Il valait mieux ne pas tarder, surtout avec cette douleur qui l'affectait de plus en plus.
— En connais-tu d'autres ?
— Le jeune que nous avons récupéré. Un idiot, un lâche ! Il ne mérite pas d'appartenir au groupe, ricana le captif. Le problème sera résolu bientôt.
L'Astrydien confirmait les soupçons de Brian, ils devaient secourir Glayon rapidement.

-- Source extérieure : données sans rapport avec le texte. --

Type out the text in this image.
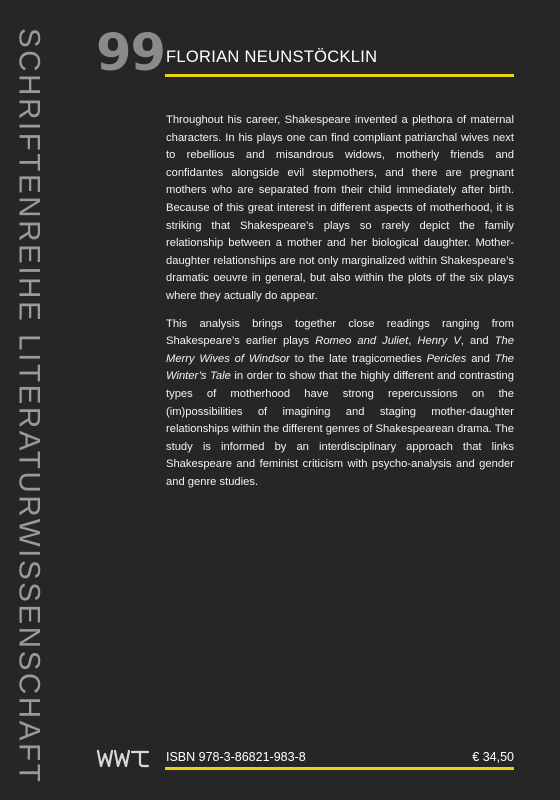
SCHRIFTENREIHE LITERATURWISSENSCHAFT 99 FLORIAN NEUNSTÖCKLIN

Throughout his career, Shakespeare invented a plethora of maternal characters. In his plays one can find compliant patriarchal wives next to rebellious and misandrous widows, motherly friends and confidantes alongside evil stepmothers, and there are pregnant mothers who are separated from their child immediately after birth. Because of this great interest in different aspects of motherhood, it is striking that Shakespeare’s plays so rarely depict the family relationship between a mother and her biological daughter. Mother-daughter relationships are not only marginalized within Shakespeare’s dramatic oeuvre in general, but also within the plots of the six plays where they actually do appear.

This analysis brings together close readings ranging from Shakespeare’s earlier plays Romeo and Juliet, Henry V, and The Merry Wives of Windsor to the late tragicomedies Pericles and The Winter’s Tale in order to show that the highly different and contrasting types of motherhood have strong repercussions on the (im)possibilities of imagining and staging mother-daughter relationships within the different genres of Shakespearean drama. The study is informed by an interdisciplinary approach that links Shakespeare and feminist criticism with psycho-analysis and gender and genre studies.

ISBN 978-3-86821-983-8	€ 34,50
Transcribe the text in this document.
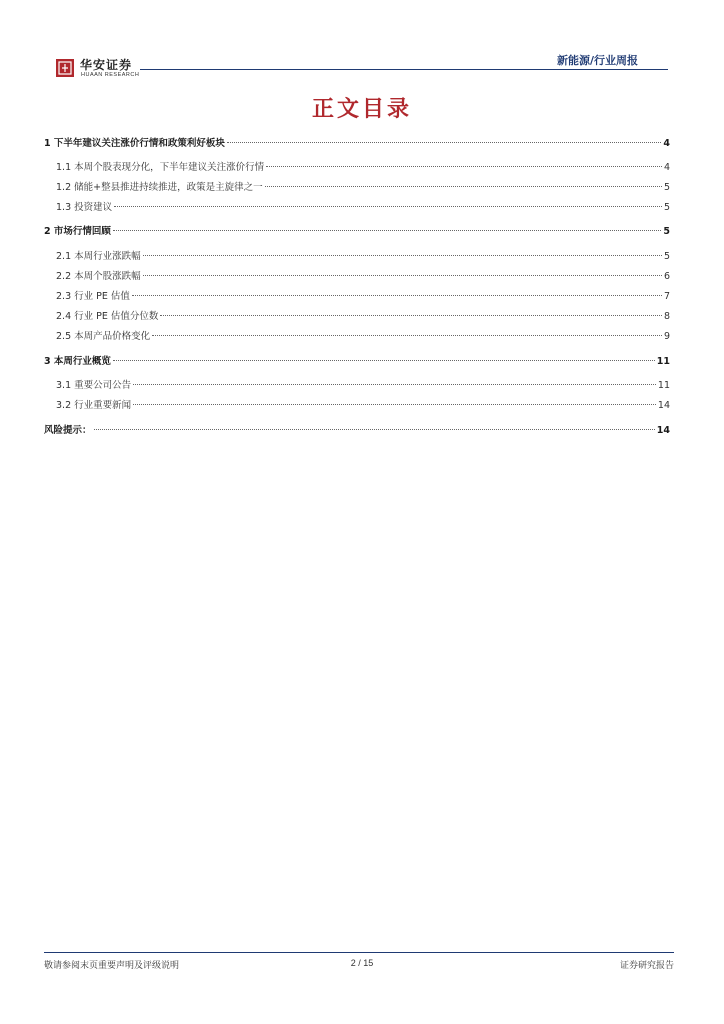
华安证券
HUAAN RESEARCH
新能源/行业周报
正文目录
1 下半年建议关注涨价行情和政策利好板块	4
1.1 本周个股表现分化，下半年建议关注涨价行情	4
1.2 储能+整县推进持续推进，政策是主旋律之一	5
1.3 投资建议	5
2 市场行情回顾	5
2.1 本周行业涨跌幅	5
2.2 本周个股涨跌幅	6
2.3 行业 PE 估值	7
2.4 行业 PE 估值分位数	8
2.5 本周产品价格变化	9
3 本周行业概览	11
3.1 重要公司公告	11
3.2 行业重要新闻	14
风险提示：	14
敬请参阅末页重要声明及评级说明	2 / 15	证券研究报告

D'abord, terminer l'interrogatoire.
— Deux personnes, ça ne fait pas beaucoup.
— Xénon a insisté : limiter les donneurs d'ordre. Juste cet homme, et une femme s'il n'est pas joignable. Nous n'avons jamais eu besoin de la contacter.
Un homme, capable d'organiser l'assassinat du couple royal, secondé par une subalterne. Flore n'était pas plus avancée sur ces Néofeles. Néanmoins, elle pouvait vérifier leurs moyens.
— Un dernier point, employez-vous des brouilleurs comme sur Aurora ?
— Oui, contre la télépathie des Dalghariens et des Auroréens. Inutile de se compliquer avec des plus perfectionnés.
Voilà pourquoi je n'arrivais pas à lire les pensées du noble sur la plage !
Si elle comprenait bien la réponse du prisonnier, le système ne bloquait qu'un type de pouvoir ou ceux d'une population déterminée. Plus les cibles à contrôler s'ajoutaient, plus la machine se complexifiait.
Ils ont borné le champ d'action, à moins qu'ils ne réussissent pas à tout couvrir.
La différence importait peu. Les Dalghariens avec des kiriahs représentaient une goutte d'eau, inoffensive face à une organisation rodée. D'autre part, grâce aux Néofeles, les Astrydiens connaissaient l'absence de pouvoir psychique puissant chez les exilés. Un brouilleur contre la télépathie leur suffisait.
Même si Xénon apprenait son implication dans l'enquête, il supposerait ne rien craindre d'une unique kiriahni. À elle de les surprendre !
J'en ai fini avec toi.
Elle étendit une main au-dessus du front de l'homme qui s'évanouit. Il ne se souviendrait pas de cette rencontre. Elle se focalisa sur l'image de son salon, celle-ci la ramènerait dans le monde des Vivants.